The event was followed by 180 Hungarian and 30 foreign journalists and the races were streamed online, hence anyone could join the broadcasts live from any part of the world.

Certainly, the main attraction of the weekend was when the race cars of the sixties, seventies and eighties fought against each other in eight categories at the asphalt of the Hungaroring.

This was a new experience for the pilots, because most of them do not know this course. After Monza, what is called the temple of speed, the Ring has tricky, demanding turns, what needs different adjustments and driving style.  

With the adjustment of the Group C cars the greatest possible downforce was achieved, the rest of the racers (who did not have this option on the car) simply adjusted to the different circumstances with their driving styles.

The five-time winner of the Le Mans 24 hour run, Emanuele Pirro, who got in the ring with an Alpha Romeo T33 in the CER1 category summarized the events as follows: “I really enjoyed driving on this track. Slippery asphalt is to our cars’ liking, we could drift well at the turns. The circumstances and the organization was simply fantastic. The last two times, I visited the Hungaroring as a Formula-1 sport supervisor, I am glad that I could return here as a racer this time.”

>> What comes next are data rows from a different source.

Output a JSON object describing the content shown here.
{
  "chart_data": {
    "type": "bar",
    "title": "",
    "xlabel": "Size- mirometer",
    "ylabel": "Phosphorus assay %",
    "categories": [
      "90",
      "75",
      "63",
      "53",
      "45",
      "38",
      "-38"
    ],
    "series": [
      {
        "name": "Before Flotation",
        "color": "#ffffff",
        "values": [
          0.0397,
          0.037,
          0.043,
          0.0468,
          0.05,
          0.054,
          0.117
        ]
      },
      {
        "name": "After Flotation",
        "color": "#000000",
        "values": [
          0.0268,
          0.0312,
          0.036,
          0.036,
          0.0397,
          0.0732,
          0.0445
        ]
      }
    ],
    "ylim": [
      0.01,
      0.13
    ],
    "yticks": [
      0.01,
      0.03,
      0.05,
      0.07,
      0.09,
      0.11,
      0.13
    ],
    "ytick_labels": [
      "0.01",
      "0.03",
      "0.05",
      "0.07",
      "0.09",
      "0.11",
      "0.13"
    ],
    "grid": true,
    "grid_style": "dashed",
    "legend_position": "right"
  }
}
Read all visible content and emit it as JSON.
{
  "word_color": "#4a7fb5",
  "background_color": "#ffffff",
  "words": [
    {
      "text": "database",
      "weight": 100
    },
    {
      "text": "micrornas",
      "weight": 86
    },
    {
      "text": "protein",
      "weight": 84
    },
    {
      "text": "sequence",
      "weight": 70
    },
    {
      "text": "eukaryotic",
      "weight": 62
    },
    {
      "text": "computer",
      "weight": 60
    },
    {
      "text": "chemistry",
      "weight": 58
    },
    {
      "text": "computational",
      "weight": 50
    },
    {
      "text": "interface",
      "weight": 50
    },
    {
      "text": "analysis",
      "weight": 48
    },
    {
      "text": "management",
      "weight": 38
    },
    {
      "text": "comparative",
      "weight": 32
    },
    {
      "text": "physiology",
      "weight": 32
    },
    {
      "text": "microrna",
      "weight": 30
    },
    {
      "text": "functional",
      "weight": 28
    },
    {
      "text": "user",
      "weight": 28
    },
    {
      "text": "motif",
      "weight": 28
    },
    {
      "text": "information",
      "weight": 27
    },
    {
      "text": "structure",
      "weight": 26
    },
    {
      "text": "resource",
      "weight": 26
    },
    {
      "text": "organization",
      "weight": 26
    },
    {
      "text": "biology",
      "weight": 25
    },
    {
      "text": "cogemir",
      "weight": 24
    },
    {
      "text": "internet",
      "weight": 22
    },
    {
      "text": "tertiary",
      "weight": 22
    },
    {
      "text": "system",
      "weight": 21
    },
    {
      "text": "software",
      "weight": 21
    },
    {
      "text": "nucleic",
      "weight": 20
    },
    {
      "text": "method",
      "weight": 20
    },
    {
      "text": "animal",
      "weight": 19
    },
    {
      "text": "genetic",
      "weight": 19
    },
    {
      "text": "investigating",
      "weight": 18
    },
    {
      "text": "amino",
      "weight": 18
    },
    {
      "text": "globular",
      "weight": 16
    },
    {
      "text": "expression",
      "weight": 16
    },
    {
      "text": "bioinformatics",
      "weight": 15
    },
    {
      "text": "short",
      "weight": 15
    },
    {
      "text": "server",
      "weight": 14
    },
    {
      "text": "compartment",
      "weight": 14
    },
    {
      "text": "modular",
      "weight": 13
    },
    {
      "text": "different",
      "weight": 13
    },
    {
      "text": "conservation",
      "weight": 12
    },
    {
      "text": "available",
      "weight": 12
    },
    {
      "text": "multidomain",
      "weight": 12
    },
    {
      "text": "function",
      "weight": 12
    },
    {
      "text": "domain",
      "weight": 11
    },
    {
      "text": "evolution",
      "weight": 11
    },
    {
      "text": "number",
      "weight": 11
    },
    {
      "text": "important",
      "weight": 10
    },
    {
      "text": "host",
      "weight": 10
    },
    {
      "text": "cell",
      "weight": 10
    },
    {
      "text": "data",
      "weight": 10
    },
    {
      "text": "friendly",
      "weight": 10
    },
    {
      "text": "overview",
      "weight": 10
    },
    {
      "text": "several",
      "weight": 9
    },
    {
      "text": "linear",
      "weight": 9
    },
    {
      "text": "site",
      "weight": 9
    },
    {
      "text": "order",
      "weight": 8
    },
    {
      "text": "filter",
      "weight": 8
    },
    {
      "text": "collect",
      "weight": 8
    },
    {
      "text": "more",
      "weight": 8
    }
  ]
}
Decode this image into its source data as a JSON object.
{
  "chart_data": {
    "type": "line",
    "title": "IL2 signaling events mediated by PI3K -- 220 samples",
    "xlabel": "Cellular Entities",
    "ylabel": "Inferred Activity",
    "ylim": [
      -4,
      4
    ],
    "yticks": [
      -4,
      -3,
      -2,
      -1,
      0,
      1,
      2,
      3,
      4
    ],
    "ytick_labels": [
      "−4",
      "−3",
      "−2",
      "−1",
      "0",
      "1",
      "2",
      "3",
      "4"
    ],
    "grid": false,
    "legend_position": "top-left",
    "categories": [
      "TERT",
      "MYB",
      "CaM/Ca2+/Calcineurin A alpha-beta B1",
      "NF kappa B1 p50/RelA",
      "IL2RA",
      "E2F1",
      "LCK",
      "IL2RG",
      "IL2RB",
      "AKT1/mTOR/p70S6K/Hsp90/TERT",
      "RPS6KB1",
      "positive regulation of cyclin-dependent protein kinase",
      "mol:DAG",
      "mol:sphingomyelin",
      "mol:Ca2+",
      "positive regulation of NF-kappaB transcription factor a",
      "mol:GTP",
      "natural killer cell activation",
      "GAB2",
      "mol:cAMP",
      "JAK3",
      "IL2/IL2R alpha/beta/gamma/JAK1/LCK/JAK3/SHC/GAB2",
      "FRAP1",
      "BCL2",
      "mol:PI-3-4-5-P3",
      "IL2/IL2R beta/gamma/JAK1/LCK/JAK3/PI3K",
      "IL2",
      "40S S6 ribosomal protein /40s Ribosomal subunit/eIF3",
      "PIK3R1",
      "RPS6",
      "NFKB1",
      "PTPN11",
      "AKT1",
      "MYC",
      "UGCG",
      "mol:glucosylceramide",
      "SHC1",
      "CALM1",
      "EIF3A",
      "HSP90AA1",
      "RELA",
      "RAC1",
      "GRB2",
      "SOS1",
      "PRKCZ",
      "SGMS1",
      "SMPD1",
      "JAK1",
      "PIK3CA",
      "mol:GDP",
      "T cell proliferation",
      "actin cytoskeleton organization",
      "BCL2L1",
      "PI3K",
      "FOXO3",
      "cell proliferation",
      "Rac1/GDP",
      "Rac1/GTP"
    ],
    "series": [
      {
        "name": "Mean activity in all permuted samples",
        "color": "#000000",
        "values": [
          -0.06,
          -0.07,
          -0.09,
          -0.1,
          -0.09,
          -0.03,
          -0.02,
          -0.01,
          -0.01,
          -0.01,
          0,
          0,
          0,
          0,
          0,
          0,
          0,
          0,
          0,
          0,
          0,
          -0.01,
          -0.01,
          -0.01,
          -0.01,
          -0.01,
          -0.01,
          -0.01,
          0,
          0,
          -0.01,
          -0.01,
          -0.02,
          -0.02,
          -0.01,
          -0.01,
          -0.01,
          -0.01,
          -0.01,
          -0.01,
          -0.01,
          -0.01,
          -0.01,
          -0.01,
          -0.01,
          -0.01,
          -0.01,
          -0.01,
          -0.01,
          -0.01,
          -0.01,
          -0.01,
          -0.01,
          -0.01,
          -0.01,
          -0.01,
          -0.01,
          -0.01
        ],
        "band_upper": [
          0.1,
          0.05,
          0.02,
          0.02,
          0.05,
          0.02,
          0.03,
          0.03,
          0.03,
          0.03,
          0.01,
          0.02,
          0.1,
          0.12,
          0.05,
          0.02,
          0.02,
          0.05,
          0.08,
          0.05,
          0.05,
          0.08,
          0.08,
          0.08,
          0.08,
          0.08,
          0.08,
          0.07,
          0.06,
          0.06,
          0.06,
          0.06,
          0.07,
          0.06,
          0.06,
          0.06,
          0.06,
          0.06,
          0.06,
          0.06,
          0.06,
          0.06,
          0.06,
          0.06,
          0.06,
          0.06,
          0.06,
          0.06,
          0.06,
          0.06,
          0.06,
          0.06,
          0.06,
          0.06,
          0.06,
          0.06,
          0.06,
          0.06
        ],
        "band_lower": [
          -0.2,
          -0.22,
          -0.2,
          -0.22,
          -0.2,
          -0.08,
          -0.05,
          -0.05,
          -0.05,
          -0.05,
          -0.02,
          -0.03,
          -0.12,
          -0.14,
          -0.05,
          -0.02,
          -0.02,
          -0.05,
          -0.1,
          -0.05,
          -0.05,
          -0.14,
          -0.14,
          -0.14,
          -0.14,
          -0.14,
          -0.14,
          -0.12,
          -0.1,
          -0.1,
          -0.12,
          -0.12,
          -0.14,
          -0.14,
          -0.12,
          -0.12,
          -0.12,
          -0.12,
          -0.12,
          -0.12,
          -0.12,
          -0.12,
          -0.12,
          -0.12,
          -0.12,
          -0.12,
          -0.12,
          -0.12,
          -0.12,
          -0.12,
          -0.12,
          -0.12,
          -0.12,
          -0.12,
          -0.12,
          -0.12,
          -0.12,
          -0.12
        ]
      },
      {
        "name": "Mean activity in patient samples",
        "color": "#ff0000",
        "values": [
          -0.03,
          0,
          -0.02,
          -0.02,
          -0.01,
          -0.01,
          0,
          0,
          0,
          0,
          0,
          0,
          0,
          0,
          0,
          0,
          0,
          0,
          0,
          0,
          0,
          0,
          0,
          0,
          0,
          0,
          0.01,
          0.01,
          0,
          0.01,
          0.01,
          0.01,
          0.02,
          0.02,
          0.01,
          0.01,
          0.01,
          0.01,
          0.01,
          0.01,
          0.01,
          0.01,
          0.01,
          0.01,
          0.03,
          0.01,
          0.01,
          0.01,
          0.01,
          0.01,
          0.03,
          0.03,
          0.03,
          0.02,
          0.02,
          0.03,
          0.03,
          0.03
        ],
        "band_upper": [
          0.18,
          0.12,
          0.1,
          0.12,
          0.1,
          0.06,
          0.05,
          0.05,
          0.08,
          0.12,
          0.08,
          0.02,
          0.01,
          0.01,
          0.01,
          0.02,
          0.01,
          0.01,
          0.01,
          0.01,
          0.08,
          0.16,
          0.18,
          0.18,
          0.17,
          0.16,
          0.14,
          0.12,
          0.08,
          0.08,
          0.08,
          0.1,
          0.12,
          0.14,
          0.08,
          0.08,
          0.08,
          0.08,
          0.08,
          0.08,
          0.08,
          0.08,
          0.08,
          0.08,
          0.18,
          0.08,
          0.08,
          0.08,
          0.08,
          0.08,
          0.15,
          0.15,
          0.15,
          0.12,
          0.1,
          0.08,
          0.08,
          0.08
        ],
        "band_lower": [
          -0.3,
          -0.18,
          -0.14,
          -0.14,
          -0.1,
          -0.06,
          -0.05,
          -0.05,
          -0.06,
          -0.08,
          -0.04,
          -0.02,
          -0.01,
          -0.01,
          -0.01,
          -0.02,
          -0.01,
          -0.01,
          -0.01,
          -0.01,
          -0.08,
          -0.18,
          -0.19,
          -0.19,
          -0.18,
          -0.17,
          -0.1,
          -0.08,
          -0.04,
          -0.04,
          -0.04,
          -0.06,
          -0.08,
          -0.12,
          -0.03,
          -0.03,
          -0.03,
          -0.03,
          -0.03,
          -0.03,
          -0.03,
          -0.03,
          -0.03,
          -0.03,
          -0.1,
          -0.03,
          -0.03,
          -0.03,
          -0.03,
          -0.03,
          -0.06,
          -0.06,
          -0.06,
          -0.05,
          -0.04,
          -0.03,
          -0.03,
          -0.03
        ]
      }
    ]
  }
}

He maintained his opinion, though he had to quit both CER1 and CER2 category races, because as he put it about his car: “With such old ladies, it is better to stop if we do not know the problem, than to continue and make a bigger problem.”

Hence, victory was taken by a beautiful Chevron, with Martin O’Conell at the steering wheel and he as well won the Endurance Racing 1 Sunday morning.

The most valuable car of the field, the Ferrari 250 GT Breadvan, which was admired by all spectators during the weekend (its value is ten million Euro, because there is only one built in the whole world) fortunately also fell out of the Trofeo Nastro Rosso category. Here the winner was a beautiful and graceful Maserati T61 from 1960 driven by Guillermo Fierro.

On the Group C category race the Mercedes C11 and Kriton Lendoudis was undoubtedly the fastest of the field. As we previously referred to it, this is the Sauber Mercedes, which has Michael Schumacher’s name on its side, because the legendary German pilot was testing and developing this model for a year. If this race machine gets on the track, it is always fast as hell, now it was almost one and a half lap faster, then the second place Porsche 962C.

The Heritage cup was at the end, and was full of drama: Sean Brown was leading for a long time with a 1975 Ford Escort, but at about the middle of the race its left front wheel simply got torn out. The safety car arrived and the pit stops followed, which really mixed up the lines and finally victory was taken by Dominik Roschman and his BMW 3.0 CSL using the opportunities well.